Arithmetic Backtesting from Stored Components
The Hermes PR #28 backtest took five minutes via SQL instead of two hours via re-running 64 Perplexity and Grok API calls. If your scoring is deterministic and your components are persisted, backtesting a rebalance is arithmetic — not another agent run.
The Hermes PR #28 rebalance had to be validated before merging. The tempting approach was to run the 64 most recent signals back through Grok, Perplexity, Metaculus, and Manifold with the new weights applied. That would have taken two hours and burned API quota.
The actual approach took five minutes.
The Insight
Hermes persisted every component value alongside every signal. The database already contained, for each signal, the exact grok_score, perplexity_score, news_score, and calibration_score that went into the original composite. The composite was a deterministic weighted sum. Which means a rebalance is pure arithmetic:
SELECT
signal_id,
(grok_score * 35.0 / 30.0) AS new_grok,
(perplexity_score * 50.0 / 30.0) AS new_perplexity,
news_score AS new_news,
(calibration_score * 20.0 / 25.0) AS new_calibration,
(grok_score * 35.0 / 30.0)
+ (perplexity_score * 50.0 / 30.0)
+ news_score
+ (calibration_score * 20.0 / 25.0) AS new_composite
FROM hermes_signals
WHERE created_at > NOW() - INTERVAL '14 days'
ORDER BY new_composite DESC;
One query. Every signal in the last two weeks. Old composite and new composite side by side. Filter by new_composite > 70 to count how many cleared the threshold. Zero API calls. Zero pipeline reruns.

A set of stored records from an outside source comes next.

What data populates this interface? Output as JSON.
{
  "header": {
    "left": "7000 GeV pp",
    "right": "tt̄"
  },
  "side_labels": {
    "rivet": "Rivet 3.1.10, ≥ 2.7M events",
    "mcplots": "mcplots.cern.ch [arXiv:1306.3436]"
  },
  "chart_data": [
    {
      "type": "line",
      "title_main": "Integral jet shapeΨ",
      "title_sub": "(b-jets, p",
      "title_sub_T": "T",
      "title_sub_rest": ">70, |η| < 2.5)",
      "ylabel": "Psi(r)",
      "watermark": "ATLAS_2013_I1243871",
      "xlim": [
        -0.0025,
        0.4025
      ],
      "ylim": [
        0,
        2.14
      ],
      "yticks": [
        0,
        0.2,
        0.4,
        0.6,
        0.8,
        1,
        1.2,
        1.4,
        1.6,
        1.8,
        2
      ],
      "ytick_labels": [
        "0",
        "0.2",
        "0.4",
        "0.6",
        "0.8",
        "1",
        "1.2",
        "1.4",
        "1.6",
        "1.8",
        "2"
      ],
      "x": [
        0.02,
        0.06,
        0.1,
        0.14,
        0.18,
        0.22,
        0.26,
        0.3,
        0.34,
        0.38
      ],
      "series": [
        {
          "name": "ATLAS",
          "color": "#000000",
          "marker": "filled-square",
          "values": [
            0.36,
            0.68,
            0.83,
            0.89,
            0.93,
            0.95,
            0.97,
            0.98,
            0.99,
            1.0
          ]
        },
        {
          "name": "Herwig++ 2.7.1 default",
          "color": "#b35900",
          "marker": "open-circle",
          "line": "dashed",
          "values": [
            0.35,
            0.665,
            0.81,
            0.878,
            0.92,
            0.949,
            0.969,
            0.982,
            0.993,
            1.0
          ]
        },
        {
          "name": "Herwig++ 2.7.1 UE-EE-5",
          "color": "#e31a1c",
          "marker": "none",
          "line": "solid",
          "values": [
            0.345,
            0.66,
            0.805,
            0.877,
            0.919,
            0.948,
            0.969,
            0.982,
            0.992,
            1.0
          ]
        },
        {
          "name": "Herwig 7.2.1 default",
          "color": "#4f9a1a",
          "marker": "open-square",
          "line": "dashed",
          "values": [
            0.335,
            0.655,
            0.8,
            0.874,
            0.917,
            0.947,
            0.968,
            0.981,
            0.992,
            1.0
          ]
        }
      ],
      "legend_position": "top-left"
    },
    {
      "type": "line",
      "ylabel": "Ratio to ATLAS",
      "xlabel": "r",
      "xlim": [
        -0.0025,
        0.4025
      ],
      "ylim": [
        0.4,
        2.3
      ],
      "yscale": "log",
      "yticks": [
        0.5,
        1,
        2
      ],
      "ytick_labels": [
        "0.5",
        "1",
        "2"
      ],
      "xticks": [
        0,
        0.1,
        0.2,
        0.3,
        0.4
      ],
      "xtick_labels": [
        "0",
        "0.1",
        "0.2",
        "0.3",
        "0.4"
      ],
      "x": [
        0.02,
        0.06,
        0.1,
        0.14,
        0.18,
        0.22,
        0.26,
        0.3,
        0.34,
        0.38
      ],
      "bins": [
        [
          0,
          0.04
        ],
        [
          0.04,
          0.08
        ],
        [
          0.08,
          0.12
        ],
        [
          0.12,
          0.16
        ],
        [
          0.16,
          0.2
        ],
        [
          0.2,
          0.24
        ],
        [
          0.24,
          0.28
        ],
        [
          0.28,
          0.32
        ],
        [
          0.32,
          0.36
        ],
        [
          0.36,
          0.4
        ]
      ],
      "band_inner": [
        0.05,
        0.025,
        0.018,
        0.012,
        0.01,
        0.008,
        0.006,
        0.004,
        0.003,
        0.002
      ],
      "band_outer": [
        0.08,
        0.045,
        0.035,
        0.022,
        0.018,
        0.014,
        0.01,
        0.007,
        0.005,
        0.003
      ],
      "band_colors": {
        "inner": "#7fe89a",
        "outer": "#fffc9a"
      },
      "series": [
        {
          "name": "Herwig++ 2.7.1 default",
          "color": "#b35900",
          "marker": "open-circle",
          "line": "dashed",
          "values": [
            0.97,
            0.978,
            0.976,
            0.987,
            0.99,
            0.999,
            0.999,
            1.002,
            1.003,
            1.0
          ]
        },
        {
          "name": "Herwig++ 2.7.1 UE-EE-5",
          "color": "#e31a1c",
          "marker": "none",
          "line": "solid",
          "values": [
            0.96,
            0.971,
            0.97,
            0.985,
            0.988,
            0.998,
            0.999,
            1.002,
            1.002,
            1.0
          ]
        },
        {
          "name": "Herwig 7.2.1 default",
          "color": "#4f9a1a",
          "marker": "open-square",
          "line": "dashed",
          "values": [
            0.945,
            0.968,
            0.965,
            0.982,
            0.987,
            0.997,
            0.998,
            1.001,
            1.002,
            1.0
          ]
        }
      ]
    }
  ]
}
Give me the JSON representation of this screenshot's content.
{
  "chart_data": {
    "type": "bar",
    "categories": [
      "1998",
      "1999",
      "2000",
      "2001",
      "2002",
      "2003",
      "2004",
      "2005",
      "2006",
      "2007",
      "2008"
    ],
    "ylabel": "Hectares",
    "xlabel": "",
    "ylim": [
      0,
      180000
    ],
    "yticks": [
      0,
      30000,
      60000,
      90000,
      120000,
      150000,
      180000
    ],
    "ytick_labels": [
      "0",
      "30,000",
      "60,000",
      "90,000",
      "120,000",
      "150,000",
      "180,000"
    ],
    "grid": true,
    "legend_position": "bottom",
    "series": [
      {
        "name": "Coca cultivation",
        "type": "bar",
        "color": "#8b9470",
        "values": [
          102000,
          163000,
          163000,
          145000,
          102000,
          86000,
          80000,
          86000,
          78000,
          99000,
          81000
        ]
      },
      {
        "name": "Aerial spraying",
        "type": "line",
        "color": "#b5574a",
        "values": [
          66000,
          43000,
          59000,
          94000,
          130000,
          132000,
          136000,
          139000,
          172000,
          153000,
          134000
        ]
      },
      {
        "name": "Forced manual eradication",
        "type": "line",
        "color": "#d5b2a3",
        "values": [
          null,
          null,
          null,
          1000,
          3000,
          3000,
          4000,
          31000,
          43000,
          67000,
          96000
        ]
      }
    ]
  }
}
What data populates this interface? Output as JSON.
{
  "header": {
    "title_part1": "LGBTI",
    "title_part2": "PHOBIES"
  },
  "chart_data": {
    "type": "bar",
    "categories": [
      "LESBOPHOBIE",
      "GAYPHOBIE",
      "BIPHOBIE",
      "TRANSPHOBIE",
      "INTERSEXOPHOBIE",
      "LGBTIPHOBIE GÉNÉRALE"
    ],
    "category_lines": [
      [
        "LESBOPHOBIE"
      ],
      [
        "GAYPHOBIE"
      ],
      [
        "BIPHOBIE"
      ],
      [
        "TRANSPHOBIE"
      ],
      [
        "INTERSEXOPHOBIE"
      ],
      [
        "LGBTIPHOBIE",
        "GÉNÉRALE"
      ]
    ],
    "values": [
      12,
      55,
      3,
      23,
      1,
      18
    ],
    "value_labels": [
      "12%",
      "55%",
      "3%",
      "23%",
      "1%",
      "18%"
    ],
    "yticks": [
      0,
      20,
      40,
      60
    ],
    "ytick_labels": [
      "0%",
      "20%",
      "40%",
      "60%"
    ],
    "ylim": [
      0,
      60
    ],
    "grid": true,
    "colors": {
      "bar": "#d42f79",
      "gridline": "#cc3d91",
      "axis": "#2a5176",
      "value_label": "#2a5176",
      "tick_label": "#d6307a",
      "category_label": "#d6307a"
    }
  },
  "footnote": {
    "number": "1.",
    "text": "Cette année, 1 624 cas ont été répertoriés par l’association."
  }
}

Inline Diagram — The Two Paths
The Prerequisite
Arithmetic backtesting only works if the scoring system has been designed for it. Two conditions must hold:
- Determinism. Given the same component values, the composite must always produce the same result. No randomness, no time-dependent modifiers, no hidden state.
- Persistence. Every component's individual contribution is stored alongside the final composite, not just the composite alone.
Both conditions are cheap to meet. Determinism is usually free — you would have to go out of your way to make scoring nondeterministic. Persistence is one extra column per component in your signals table, or a single JSON blob if the components are variable. The storage cost is trivial compared to the optionality it unlocks.
Where This Pattern Applies
This is not just a Hermes trick. It works for any scoring, ranking, or classification system where the final score is a deterministic function of component inputs. Leverage's PolyEdge signal stack, Foresight's conviction tiers, Shiva's calibration Brier scores — all of them can be arithmetically backtested from stored components. The InDecision engine's conviction inversion was caught by a similar arithmetic path: correlate stored labels with actual PnL, no rerun required.
The Rule
If the system is deterministic and the components are persisted, backtests are SQL queries. Never burn API quota to validate a change that can be computed from data you already have. And if your current scoring system does not persist components, fix that before you ship the next rebalance. You are paying the storage cost once to unlock every future backtest for free.